Con la caduta dell'Impero Romano, sotto i colpi delle invasioni barbariche, i vari tipi di latino volgare si trasformarono così profondamente da dar vita a nuove lingue, tutte derivanti dal latino, ma ciascuna con caratteristiche proprie. Ebbero così origine le lingue neolatine, cioè nuove latine, o romanze, cioè parlata nei territori un tempo soggetti a Roma, alle quali appartengono l'italiano, il francese, il provenzale, lo spagnolo, il catalano, il portoghese, il romeno, il ladino parlato ancora in alcune vallate alpine della Svizzera, dell'Alto Adige e del Friuli.

In Italia, malgrado le continue invasioni barbariche, il latino rimase vivo più a lungo che altrove, ma con il tempo si frantumò in tante parlate diverse. Nacquero così i vari dialetti, che presero il nome di volgari, nel significato di lingue di uso comune, rispetto al latino scritto ormai conosciuto solo da pochissime persone. Il volgare che nel Trecento finirà con il prevalere su tutti gli altri e col diventare la lingua italiana sarà il toscano, più specificamente il fiorentino. Ancora oggi la nostra lingua, nella sua struttura fondamentale, è toscana e più particolarmente fiorentina.

In Italia, fin dal IX secolo dopo Cristo, abbiamo esempi di documenti scritti in una lingua che non è più latina, ma che ancora in qualche modo ricorda le forme del latino. Il più antico documento in tal senso è l'Indovinello Veronese, conservato nella Biblioteca Capitolare di Verona, risalenti al periodo tra l'VIII e il IX secolo dopo Cristo. Il testo recita così: "se pareba boves, alba pratàlia aràba; albo versòrio teneba, sèmen seminaba".

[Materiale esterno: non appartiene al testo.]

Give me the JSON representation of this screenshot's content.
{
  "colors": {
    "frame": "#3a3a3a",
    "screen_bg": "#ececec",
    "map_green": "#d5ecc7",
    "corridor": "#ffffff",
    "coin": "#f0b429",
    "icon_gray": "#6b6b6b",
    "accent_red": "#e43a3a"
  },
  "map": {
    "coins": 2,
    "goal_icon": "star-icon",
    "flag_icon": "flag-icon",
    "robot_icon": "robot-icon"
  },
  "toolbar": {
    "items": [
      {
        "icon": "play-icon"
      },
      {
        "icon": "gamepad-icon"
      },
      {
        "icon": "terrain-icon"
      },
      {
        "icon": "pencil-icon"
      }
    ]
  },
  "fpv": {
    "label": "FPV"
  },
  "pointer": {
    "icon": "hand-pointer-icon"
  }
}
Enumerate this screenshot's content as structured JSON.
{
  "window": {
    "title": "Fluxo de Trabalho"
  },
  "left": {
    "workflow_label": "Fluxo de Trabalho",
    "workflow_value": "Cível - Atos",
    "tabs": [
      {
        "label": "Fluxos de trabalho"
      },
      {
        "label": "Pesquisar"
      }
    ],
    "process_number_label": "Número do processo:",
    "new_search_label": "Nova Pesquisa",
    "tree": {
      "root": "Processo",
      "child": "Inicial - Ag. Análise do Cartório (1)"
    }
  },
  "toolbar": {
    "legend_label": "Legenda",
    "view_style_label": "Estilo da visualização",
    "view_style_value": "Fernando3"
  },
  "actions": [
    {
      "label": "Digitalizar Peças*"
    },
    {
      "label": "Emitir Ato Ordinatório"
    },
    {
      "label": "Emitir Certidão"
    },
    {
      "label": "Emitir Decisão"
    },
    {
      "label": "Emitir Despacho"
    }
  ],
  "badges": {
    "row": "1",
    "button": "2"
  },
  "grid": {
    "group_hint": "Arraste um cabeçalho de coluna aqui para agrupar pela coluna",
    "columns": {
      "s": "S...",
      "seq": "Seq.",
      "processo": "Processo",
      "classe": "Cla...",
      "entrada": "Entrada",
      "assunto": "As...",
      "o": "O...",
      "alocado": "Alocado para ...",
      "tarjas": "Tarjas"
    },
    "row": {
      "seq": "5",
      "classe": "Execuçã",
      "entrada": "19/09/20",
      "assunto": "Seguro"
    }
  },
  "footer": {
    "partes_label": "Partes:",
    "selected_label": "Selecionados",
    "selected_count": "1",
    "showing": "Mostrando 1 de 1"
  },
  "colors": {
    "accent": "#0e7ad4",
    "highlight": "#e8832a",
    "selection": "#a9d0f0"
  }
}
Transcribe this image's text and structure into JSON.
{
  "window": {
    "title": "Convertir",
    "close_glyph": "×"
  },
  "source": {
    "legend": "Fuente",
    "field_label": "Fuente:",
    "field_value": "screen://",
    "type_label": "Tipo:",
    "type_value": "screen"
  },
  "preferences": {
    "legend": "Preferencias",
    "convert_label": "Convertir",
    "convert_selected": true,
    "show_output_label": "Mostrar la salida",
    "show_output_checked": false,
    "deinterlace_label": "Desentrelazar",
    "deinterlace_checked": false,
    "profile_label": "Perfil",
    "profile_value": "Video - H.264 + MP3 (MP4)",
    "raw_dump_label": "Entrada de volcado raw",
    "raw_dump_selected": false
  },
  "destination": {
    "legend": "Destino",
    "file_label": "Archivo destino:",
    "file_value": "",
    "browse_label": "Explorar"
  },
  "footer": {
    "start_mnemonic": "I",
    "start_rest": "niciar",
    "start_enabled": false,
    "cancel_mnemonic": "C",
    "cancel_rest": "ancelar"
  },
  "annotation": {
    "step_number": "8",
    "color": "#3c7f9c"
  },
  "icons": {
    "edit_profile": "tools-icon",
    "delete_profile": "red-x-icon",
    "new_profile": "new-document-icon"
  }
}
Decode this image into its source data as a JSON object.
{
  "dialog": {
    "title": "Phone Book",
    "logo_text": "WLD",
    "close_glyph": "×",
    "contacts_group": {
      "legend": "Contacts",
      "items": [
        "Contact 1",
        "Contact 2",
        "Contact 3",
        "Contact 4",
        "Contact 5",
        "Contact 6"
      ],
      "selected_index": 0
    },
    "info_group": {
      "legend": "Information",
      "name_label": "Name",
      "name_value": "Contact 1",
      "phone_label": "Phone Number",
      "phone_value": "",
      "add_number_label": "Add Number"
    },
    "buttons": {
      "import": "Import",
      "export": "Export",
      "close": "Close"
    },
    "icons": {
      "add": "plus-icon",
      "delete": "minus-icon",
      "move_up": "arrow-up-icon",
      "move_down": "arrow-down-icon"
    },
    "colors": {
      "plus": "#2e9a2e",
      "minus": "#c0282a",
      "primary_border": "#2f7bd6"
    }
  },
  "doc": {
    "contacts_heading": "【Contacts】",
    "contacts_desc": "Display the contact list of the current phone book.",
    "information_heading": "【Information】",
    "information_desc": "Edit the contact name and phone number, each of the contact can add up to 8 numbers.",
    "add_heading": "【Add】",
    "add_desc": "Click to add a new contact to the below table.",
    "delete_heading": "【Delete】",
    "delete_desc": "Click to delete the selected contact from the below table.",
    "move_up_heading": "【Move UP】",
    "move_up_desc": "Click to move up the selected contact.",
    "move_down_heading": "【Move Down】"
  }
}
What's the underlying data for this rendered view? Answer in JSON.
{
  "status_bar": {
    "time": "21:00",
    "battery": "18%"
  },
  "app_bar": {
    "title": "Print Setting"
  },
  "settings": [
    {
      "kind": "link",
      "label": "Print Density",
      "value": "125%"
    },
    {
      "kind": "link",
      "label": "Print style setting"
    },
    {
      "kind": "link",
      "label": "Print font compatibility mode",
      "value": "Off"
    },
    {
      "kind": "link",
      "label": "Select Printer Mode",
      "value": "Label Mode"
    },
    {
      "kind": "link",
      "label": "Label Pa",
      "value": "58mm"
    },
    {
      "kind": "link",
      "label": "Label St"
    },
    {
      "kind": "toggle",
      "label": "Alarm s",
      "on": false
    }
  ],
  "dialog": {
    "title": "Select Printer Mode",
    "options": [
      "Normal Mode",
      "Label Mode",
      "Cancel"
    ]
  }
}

Il primo documento, però, in cui appare chiaramente l'avvenuta separazione tra il volgare e il latino è il Placito Capuano del 960. Si tratta di una sentenza giudiziaria (placito, infatti, significa sentenza nella terminologia giuridica dell'epoca) relativa ad una contesa sorta per il possesso di alcune terre fra il monastero di Montecassino ed un certo Rodegrimo di Aquino. Il giudice riporta la formula pronunciata da un testimone che conferma il possesso trentennale delle terre da parte del monastero. Tale formula, trascritta nella lingua parlata dal testimone, cioè nella lingua volgare, è la seguente: "so che quelle terre per quelle fini quelli con te né 30 anni le possette parte sancti benedicti", ovvero "so che quelle terre, entro quei confini che qui si descrivono, le possedette per 30 anni la parte, cioè il monastero di San Benedetto". Questo è considerato in assoluto il primo documento in volgare italiano.